Born on November 17, 1901, in Budzanów, Poland, Austria-Hungary (now Budanov, Ukraine), Lee Strasberg went on to become one of the top acting teachers of the 20th century. Al Pacino, Sidney Poitier, Paul Newman, Maureen Stapleton and Marlon Brando were among his many students at the Actors Studio in New York City. Strasberg moved to New York with his family in 1909. He first became involved in the theater at the Chrystie Street Settlement House, acting in productions staged there.
Strasberg had a life-changing experience in 1923, when he attended a performance directed by Constantin Stanislavski. The production was part of the Moscow Art Theatre's American tour, and Stanislavski's work influenced Strasberg's entire career path. Around this time, Strasberg began working with the Theatre Guild. He started out as an assistant stage manager and then moved into acting.
After retiring from the stage in 1929, Strasberg soon created his own dramatic organization. He formed the Group Theatre in 1931 with Cheryl Crawford and Harold Clurman. While with the Group Theatre, Strasberg directed numerous plays, including the Pulitzer Prize-winning drama Men in White by Sidney Kingsley. The organization also produced several works by Clifford Odets.
In 1948, Strasberg joined the Actors Studio as a teacher. The studio had been founded the previous year by Elia Kazan, Cheryl Crawford and Robert Lewis. Its aim was to provide theatrical professionals—actors, directors and playwrights—with the opportunity for creative exploration and growth. Strasberg became famous for his approach to acting, which drew from Stanislavski's techniques.
Strasberg asked his students to engage in what is known as "method" acting—actors call upon their own emotions and experiences and incorporate them into their performances. "The real secret to method acting—which is as old as the theater itself—is creating reality," Strasberg once said, according to the Boston Globe. "That is tremendously difficult. Some actors think behaving casually is the same thing."
In the early 1950s, Strasberg became the artistic director of the Actors Studio.
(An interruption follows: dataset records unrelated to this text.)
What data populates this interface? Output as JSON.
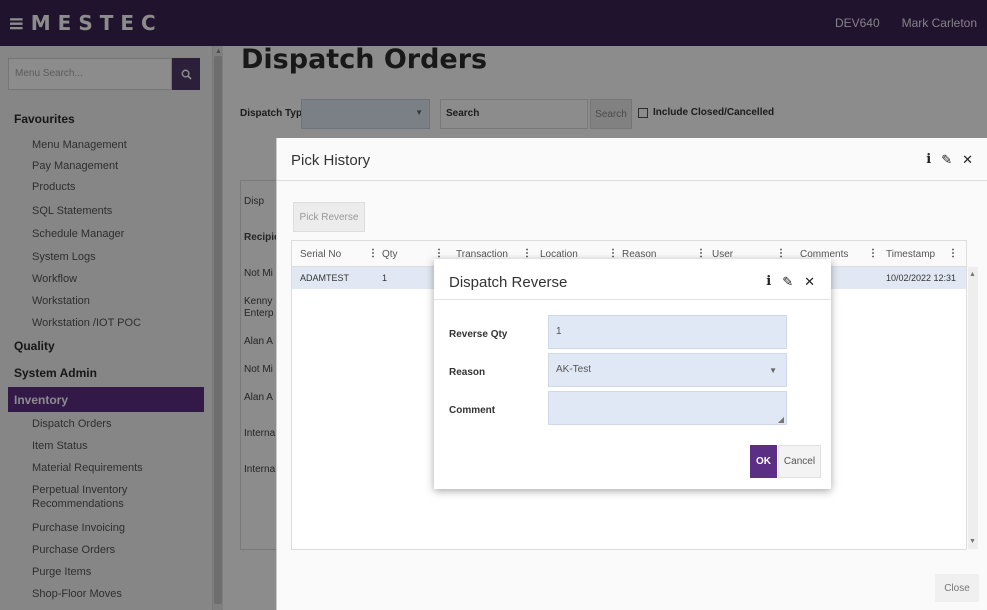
{
  "topbar": {
    "brand": "MESTEC",
    "env": "DEV640",
    "user": "Mark Carleton"
  },
  "sidebar": {
    "search_placeholder": "Menu Search...",
    "favourites": "Favourites",
    "fav_items": [
      "Menu Management",
      "Pay Management",
      "Products",
      "SQL Statements",
      "Schedule Manager",
      "System Logs",
      "Workflow",
      "Workstation",
      "Workstation /IOT POC"
    ],
    "quality": "Quality",
    "system_admin": "System Admin",
    "inventory": "Inventory",
    "inv_items": [
      "Dispatch Orders",
      "Item Status",
      "Material Requirements",
      "Perpetual Inventory",
      "Recommendations",
      "Purchase Invoicing",
      "Purchase Orders",
      "Purge Items",
      "Shop-Floor Moves"
    ]
  },
  "main": {
    "title": "Dispatch Orders",
    "dispatch_type_label": "Dispatch Type",
    "search_label": "Search",
    "search_button": "Search",
    "include_closed_label": "Include Closed/Cancelled",
    "behind_cells": [
      "Disp",
      "Recipie",
      "Not Mi",
      "Kenny",
      "Enterp",
      "Alan A",
      "Not Mi",
      "Alan A",
      "Interna",
      "Interna"
    ]
  },
  "pick_history": {
    "title": "Pick History",
    "pick_reverse": "Pick Reverse",
    "columns": [
      "Serial No",
      "Qty",
      "Transaction",
      "Location",
      "Reason",
      "User",
      "Comments",
      "Timestamp"
    ],
    "row": {
      "serial": "ADAMTEST",
      "qty": "1",
      "timestamp": "10/02/2022 12:31"
    },
    "close": "Close"
  },
  "dispatch_reverse": {
    "title": "Dispatch Reverse",
    "reverse_qty_label": "Reverse Qty",
    "reverse_qty_value": "1",
    "reason_label": "Reason",
    "reason_value": "AK-Test",
    "comment_label": "Comment",
    "comment_value": "",
    "ok": "OK",
    "cancel": "Cancel"
  }
}
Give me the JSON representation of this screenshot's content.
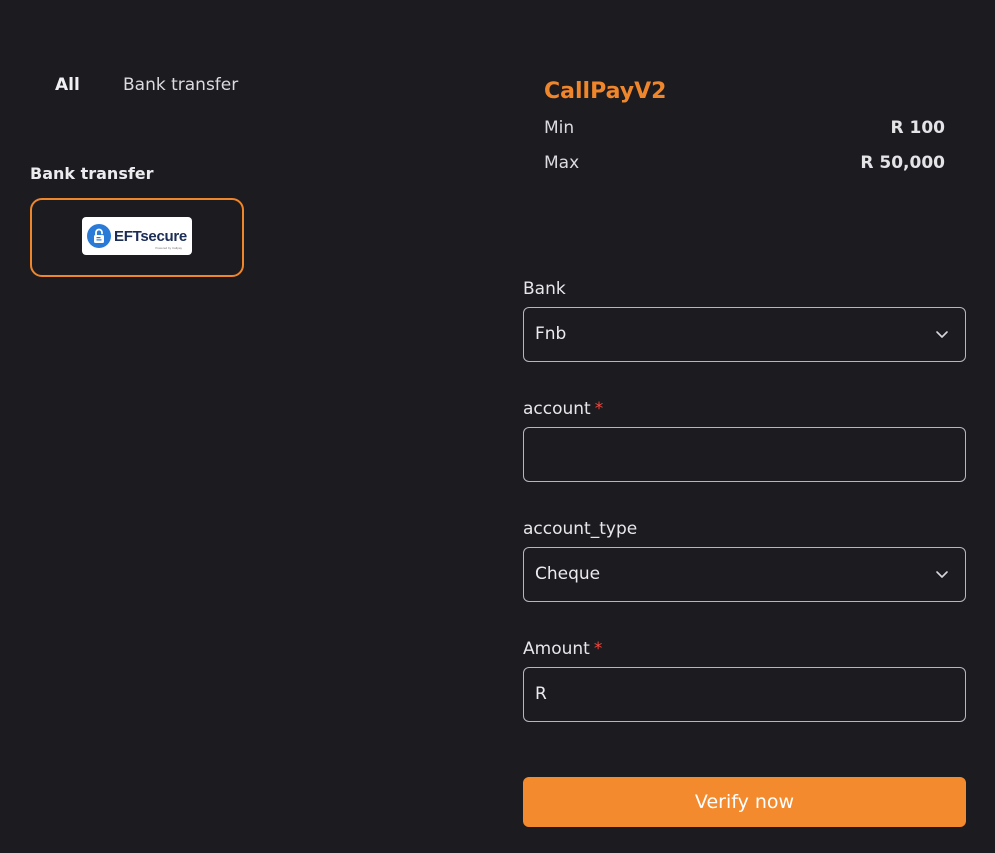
{
  "tabs": [
    {
      "label": "All"
    },
    {
      "label": "Bank transfer"
    }
  ],
  "methods_section": {
    "heading": "Bank transfer",
    "selected_method": {
      "logo_text": "EFTsecure",
      "logo_subtext": "Powered by Callpay"
    }
  },
  "provider": {
    "name": "CallPayV2",
    "min_label": "Min",
    "min_value": "R 100",
    "max_label": "Max",
    "max_value": "R 50,000"
  },
  "form": {
    "bank_label": "Bank",
    "bank_value": "Fnb",
    "account_label": "account",
    "account_required": "*",
    "account_value": "",
    "account_type_label": "account_type",
    "account_type_value": "Cheque",
    "amount_label": "Amount",
    "amount_required": "*",
    "amount_value": "R",
    "submit_label": "Verify now"
  },
  "colors": {
    "background": "#1c1b20",
    "accent": "#f0862b",
    "button": "#f48a2e",
    "required": "#f0483e",
    "logo_blue": "#2a7ad8"
  },
  "icons": [
    "lock-icon",
    "chevron-down-icon"
  ]
}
He spent more than 30 years leading this creative enterprise, working with such great talents as James Dean, Julie Harris, Jane Fonda and Joanne Woodward. In 1969, Strasberg established the Lee Strasberg Theatre and Film Institute.
Strasberg returned to acting in the 1970s. In 1974, he played a Jewish crime figure in Francis Ford Coppola's The Godfather: Part II, and received an Academy Award nomination for his supporting role in the film.